The analysis then turns to the relationship between jurisdiction and applicable law. Although these matters have traditionally been considered as distinct, the allocation of jurisdiction to the courts of the Member States is a key element in ensuring the implementation of the European Union’s material interests. First of all, it determines the application of the forum’s conflict-of-laws rules, which are now largely laid down in uniform terms by the Rome I and Rome II Regulations. Moreover, the link between jurisdictional rules and the implementation of the Union’s substantive policies becomes particularly evident when one considers that jurisdiction ensures the application of the forum’s overriding mandatory provisions. This aspect must be emphasised in any discussion aimed at assessing the scope of the Union’s jurisdiction in civil and commercial matters, especially in light of the increasingly frequent tendency of the EU legislator to expressly qualify EU substantive law as overriding mandatory provisions. For this reason, even though in a limited number of cases the EU legislator has sought to support the application of substantive rules by introducing specific rules on jurisdiction (notably, the General Data Protection Regulation and the so-called anti-SLAPP Directive), a more extensive revision of the Brussels I bis Regulation may be appropriate.

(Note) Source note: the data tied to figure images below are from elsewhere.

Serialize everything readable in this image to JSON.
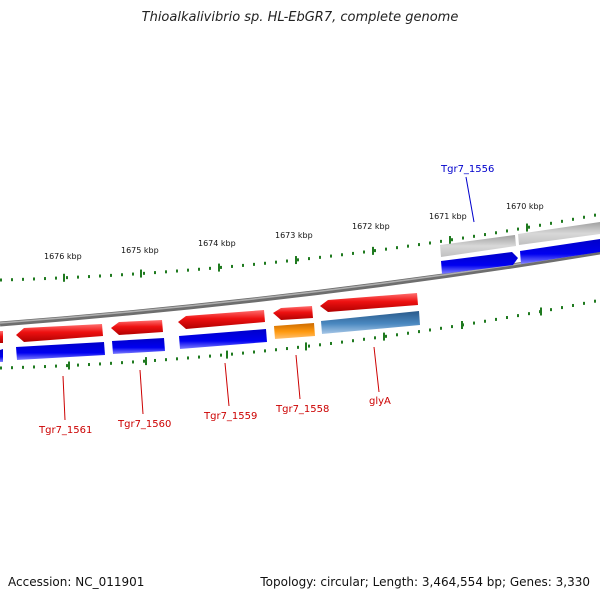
{
  "title": "Thioalkalivibrio sp. HL-EbGR7, complete genome",
  "accession_text": "Accession: NC_011901",
  "summary_text": "Topology: circular; Length: 3,464,554 bp; Genes: 3,330",
  "colors": {
    "forward_gene": "#e8141a",
    "reverse_gene": "#0000e0",
    "backbone": "#7f7f7f",
    "pseudo_gene": "#b8b8b8",
    "trna_gene": "#ee8a00",
    "rrna_gene": "#3c78b4",
    "tick": "#1f7a1f",
    "label_red": "#cc0000",
    "label_blue": "#0000cc"
  },
  "scale_labels": [
    "1676 kbp",
    "1675 kbp",
    "1674 kbp",
    "1673 kbp",
    "1672 kbp",
    "1671 kbp",
    "1670 kbp"
  ],
  "gene_labels": {
    "tgr7_1556": "Tgr7_1556",
    "tgr7_1561": "Tgr7_1561",
    "tgr7_1560": "Tgr7_1560",
    "tgr7_1559": "Tgr7_1559",
    "tgr7_1558": "Tgr7_1558",
    "glya": "glyA"
  }
}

Finally, the Directive n. 2024/1760 (Corporate Sustainability Due Diligence Directive – CSDDD) is taken as a test case for the proposed methodological approach. In this instrument, the previously discussed requirements of access to justice and the protection of fundamental rights emerge with particular clarity, especially in the context of highly delocalised production activities. In fact, although the directive did not intend to introduce ad hoc jurisdictional grounds applicable to defendants domiciled in non-EU States, it sought to ensure the effectiveness of its substantive rules by introducing a harmonized civil liability regime. Although the CSDDD is likely to be weakened by the imminent adoption of the so-called Omnibus package, breaches of substantive rules laid down in the Directive could still give rise to claims for compensation under the national law of the Member States. Therefore, this instrument remains a useful testing ground for a more general reflection on a possible reform of the Brussels I-bisRegulation, aimed at considering, in broader terms than at present, the introduction of uniform rules applicable to defendants domiciled in third States.